Para Ricupero, “nesse pandemônio”, nenhum investidor olhará para o Brasil como um destino de seus recursos, mesmo depois de superada a pandemia de Covid-19. Oquadro político e de governabilidade se agrava cada vez mais com as crises geradas pelo próprio Bolsonaro. “Só se for um suicida para investir no Brasil. Estamos perturbados com o desastre causado pelo próprio presidente”, afirmou.
Lunático
Os três veteranos da diplomacia brasileira concordam que, antes desses episódios mais graves protagonizados por Bolsonaro, a imagem do Brasil no exterior já se via desconstruída pela atuação do chanceler Ernesto Araújo. Nesta semana, o ministro dispendeu tempo para retomar, em um artigo publicado em seu blog, sua obsessão com a disseminação do comunismo que, para ele, embutido na atuação dos organismos internacionais. No texto, afirmou ser o “comunavírus” mais destrutivo do que a Covid-19, que já matou 195.775 pessoas no mundo todo, entre as quais 3.670 brasileiros.

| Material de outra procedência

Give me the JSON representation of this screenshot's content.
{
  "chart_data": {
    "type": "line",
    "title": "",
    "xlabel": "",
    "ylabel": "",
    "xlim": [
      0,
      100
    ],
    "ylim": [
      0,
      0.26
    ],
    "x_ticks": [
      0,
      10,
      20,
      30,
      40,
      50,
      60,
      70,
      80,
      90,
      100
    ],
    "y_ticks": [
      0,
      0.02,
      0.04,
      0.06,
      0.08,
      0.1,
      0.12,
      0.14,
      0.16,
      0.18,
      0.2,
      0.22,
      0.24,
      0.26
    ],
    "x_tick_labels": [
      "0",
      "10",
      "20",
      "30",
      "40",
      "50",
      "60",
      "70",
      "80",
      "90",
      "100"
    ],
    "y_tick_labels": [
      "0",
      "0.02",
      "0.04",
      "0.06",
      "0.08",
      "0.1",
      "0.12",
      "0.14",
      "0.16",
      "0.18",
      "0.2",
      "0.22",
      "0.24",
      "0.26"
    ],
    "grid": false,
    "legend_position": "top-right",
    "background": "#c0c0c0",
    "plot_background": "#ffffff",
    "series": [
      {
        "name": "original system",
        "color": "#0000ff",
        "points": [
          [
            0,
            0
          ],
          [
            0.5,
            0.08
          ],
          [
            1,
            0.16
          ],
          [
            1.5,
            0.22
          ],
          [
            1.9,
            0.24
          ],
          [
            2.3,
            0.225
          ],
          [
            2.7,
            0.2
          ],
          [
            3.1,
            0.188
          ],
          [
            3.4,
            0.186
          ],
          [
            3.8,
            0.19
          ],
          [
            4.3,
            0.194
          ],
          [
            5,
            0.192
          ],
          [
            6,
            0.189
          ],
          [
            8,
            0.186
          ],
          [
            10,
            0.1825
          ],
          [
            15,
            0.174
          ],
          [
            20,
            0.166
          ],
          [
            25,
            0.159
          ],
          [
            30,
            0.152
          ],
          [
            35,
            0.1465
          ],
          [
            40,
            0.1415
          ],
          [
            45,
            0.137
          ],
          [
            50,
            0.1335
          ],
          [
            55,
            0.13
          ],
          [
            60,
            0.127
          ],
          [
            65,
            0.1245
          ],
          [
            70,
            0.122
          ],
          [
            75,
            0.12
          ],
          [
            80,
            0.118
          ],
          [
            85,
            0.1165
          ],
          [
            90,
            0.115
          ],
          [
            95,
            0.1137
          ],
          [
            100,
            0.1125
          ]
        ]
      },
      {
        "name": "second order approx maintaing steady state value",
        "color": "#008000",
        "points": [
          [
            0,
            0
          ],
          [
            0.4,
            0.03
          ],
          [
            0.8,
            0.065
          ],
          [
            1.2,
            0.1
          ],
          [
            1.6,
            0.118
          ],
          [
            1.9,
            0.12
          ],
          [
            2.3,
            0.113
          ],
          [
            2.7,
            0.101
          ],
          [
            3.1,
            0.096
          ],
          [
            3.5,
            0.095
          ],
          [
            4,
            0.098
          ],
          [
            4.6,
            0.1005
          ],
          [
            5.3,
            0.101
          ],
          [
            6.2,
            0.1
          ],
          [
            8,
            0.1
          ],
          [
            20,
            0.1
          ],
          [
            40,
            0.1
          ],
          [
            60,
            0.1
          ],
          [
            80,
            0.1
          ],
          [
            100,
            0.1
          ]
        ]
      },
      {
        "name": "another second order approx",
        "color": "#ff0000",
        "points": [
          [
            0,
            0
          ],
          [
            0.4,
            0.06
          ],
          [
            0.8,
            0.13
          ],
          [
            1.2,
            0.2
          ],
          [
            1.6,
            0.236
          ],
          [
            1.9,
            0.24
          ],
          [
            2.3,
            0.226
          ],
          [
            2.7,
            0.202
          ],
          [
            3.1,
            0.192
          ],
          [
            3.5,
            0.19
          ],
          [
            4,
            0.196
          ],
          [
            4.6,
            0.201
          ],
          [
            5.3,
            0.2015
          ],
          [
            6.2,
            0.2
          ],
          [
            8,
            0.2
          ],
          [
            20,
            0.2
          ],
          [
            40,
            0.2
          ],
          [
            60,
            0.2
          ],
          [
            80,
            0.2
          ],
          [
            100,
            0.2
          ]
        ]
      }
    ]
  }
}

“É delirante, uma visão alucinada”, declarou Azambuja. “Esse artigo nem merece discussão porque é lunático”, afirmou Ricupero. Ambos concordaram que as considerações do chanceler mereceriam a avaliação de uma “junta de psiquiatras”.
As convicções do ministro das Relações Exteriores e de seu chefe, porém, não ficam expressas apenas em textos obscuros. Elas se desdobram em decisões que contrastam com o interesse nacional e com a orientação tradicional da diplomacia brasileira de promover consensos e o espírito de diálogo e de cooperação internacional. Diante da pandemia de Covid-19, porém, as instruções emitidas pelo Itamaraty aprofundaram a observação do Brasil como um pária.

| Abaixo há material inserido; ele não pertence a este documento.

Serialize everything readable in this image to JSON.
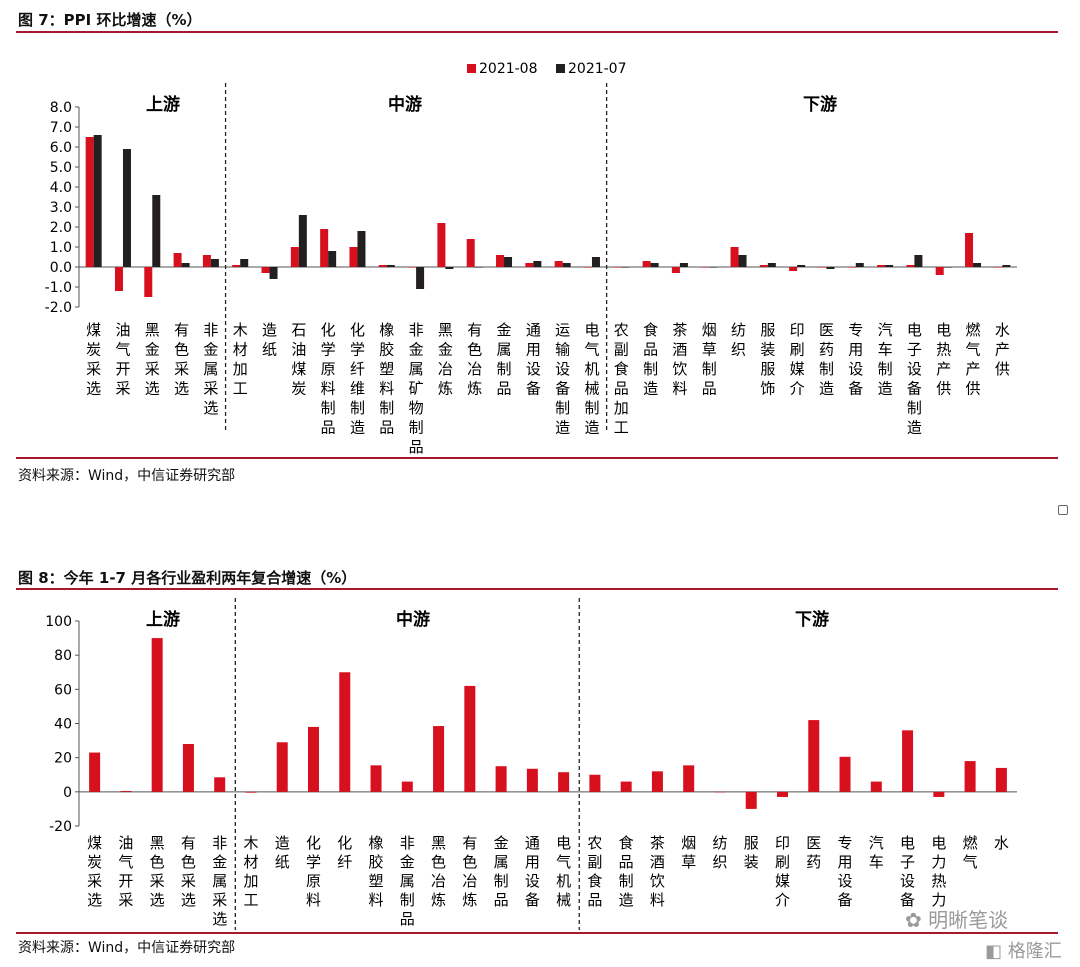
{
  "figure7": {
    "title": "图 7：PPI 环比增速（%）",
    "source": "资料来源：Wind，中信证券研究部"
  },
  "figure8": {
    "title": "图 8：今年 1-7 月各行业盈利两年复合增速（%）",
    "source": "资料来源：Wind，中信证券研究部"
  },
  "watermark": {
    "text1": "明晰笔谈",
    "text2": "格隆汇"
  },
  "colors": {
    "red": "#d7101e",
    "black": "#231f20",
    "rule": "#a5192a"
  },
  "chart_data": [
    {
      "type": "bar",
      "title": "PPI 环比增速（%）",
      "ylim": [
        -2.0,
        8.0
      ],
      "yticks": [
        "8.0",
        "7.0",
        "6.0",
        "5.0",
        "4.0",
        "3.0",
        "2.0",
        "1.0",
        "0.0",
        "-1.0",
        "-2.0"
      ],
      "sections": [
        "上游",
        "中游",
        "下游"
      ],
      "legend_position": "top-center",
      "categories": [
        "煤炭采选",
        "油气开采",
        "黑金采选",
        "有色采选",
        "非金属采选",
        "木材加工",
        "造纸",
        "石油煤炭",
        "化学原料制品",
        "化学纤维制造",
        "橡胶塑料制品",
        "非金属矿物制品",
        "黑金冶炼",
        "有色冶炼",
        "金属制品",
        "通用设备",
        "运输设备制造",
        "电气机械制造",
        "农副食品加工",
        "食品制造",
        "茶酒饮料",
        "烟草制品",
        "纺织",
        "服装服饰",
        "印刷媒介",
        "医药制造",
        "专用设备",
        "汽车制造",
        "电子设备制造",
        "电热产供",
        "燃气产供",
        "水产供"
      ],
      "series": [
        {
          "name": "2021-08",
          "values": [
            6.5,
            -1.2,
            -1.5,
            0.7,
            0.6,
            0.1,
            -0.3,
            1.0,
            1.9,
            1.0,
            0.1,
            0.0,
            2.2,
            1.4,
            0.6,
            0.2,
            0.3,
            0.0,
            0.0,
            0.3,
            -0.3,
            0.0,
            1.0,
            0.1,
            -0.2,
            0.0,
            0.0,
            0.1,
            0.1,
            -0.4,
            1.7,
            0.0
          ]
        },
        {
          "name": "2021-07",
          "values": [
            6.6,
            5.9,
            3.6,
            0.2,
            0.4,
            0.4,
            -0.6,
            2.6,
            0.8,
            1.8,
            0.1,
            -1.1,
            -0.1,
            0.0,
            0.5,
            0.3,
            0.2,
            0.5,
            0.0,
            0.2,
            0.2,
            0.0,
            0.6,
            0.2,
            0.1,
            -0.1,
            0.2,
            0.1,
            0.6,
            0.0,
            0.2,
            0.1
          ]
        }
      ]
    },
    {
      "type": "bar",
      "title": "今年 1-7 月各行业盈利两年复合增速（%）",
      "ylim": [
        -20,
        100
      ],
      "yticks": [
        "100",
        "80",
        "60",
        "40",
        "20",
        "0",
        "-20"
      ],
      "sections": [
        "上游",
        "中游",
        "下游"
      ],
      "categories": [
        "煤炭采选",
        "油气开采",
        "黑色采选",
        "有色采选",
        "非金属采选",
        "木材加工",
        "造纸",
        "化学原料",
        "化纤",
        "橡胶塑料",
        "非金属制品",
        "黑色冶炼",
        "有色冶炼",
        "金属制品",
        "通用设备",
        "电气机械",
        "农副食品",
        "食品制造",
        "茶酒饮料",
        "烟草",
        "纺织",
        "服装",
        "印刷媒介",
        "医药",
        "专用设备",
        "汽车",
        "电子设备",
        "电力热力",
        "燃气",
        "水"
      ],
      "series": [
        {
          "name": "盈利两年复合增速",
          "values": [
            23,
            0.5,
            90,
            28,
            8.5,
            -0.5,
            29,
            38,
            70,
            15.5,
            6,
            38.5,
            62,
            15,
            13.5,
            11.5,
            10,
            6,
            12,
            15.5,
            0,
            -10,
            -3,
            42,
            20.5,
            6,
            36,
            -3,
            18,
            14
          ]
        }
      ]
    }
  ]
}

Em sintonia com os Estados Unidos, país com o qual o governo Bolsonaro alinhou-se, o Brasil omitiu-se em apoiar uma resolução da Assembleia-Geral das Nações Unidas em favor de uma ação global para aumentar rapidamente o desenvolvimento, a fabricação e o acesso a medicamentos, vacinas e equipamentos médicos para enfrentar a nova pandemia de coronavírus – tema claramente de interesse dos brasileiros. A proposta foi apresentada pelo México na segunda-feira, 20, e patrocinada por 75 outros países. “Nós estamos importando a briga dos Estados Unidos com a Organização Mundial da Saúde“, criticou Amorim.
O Brasil acabou não convidado para a reunião de alto nível na Organização Mundial da Saúde (OMS) nesta sexta-feira, 24, quando foi tratada a criação de um fundo de 45 bilhões de reais para acelerar produção e distribuição de medicamentos e vacinas, liderada pelo presidente da França, Emmanuel Macron. O país jamais foi preterido em uma discussão sobre esse tema. “Não se chama um doido para tratar um tema como esse”, resumiu Ricupero.

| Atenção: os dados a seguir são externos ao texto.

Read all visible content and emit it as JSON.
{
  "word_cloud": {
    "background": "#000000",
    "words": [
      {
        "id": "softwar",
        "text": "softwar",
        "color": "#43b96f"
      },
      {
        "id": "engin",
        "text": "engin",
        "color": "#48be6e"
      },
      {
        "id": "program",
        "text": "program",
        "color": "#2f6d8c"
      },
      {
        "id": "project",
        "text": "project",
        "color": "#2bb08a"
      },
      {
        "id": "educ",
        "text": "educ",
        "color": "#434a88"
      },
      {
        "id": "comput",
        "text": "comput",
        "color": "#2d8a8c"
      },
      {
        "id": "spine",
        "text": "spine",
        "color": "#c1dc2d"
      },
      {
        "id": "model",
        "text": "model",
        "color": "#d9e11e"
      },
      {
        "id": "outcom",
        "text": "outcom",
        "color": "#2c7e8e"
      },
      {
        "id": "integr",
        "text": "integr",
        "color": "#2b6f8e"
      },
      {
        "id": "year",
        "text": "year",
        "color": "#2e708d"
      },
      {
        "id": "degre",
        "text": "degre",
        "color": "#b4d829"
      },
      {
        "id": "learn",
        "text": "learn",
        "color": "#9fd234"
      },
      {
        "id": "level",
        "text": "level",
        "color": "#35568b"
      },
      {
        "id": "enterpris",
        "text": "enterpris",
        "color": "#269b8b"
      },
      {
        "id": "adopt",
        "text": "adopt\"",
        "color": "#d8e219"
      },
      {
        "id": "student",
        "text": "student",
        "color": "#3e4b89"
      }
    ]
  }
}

Amorim lembrou ainda que o país está no fim da lista da China de fornecimento de materiais essenciais para o combate à epidemia – máscaras, respiradores artificiais e kits de testes – por sua posição de confrontação com Pequim. O país, entretanto, foi o primeiro de grande envergadura a firmar a Parceria Estratégica com a China, ainda durante o governo de Itamar Franco. “As consequências disso são graves e reais. São os mortos pela pandemia.”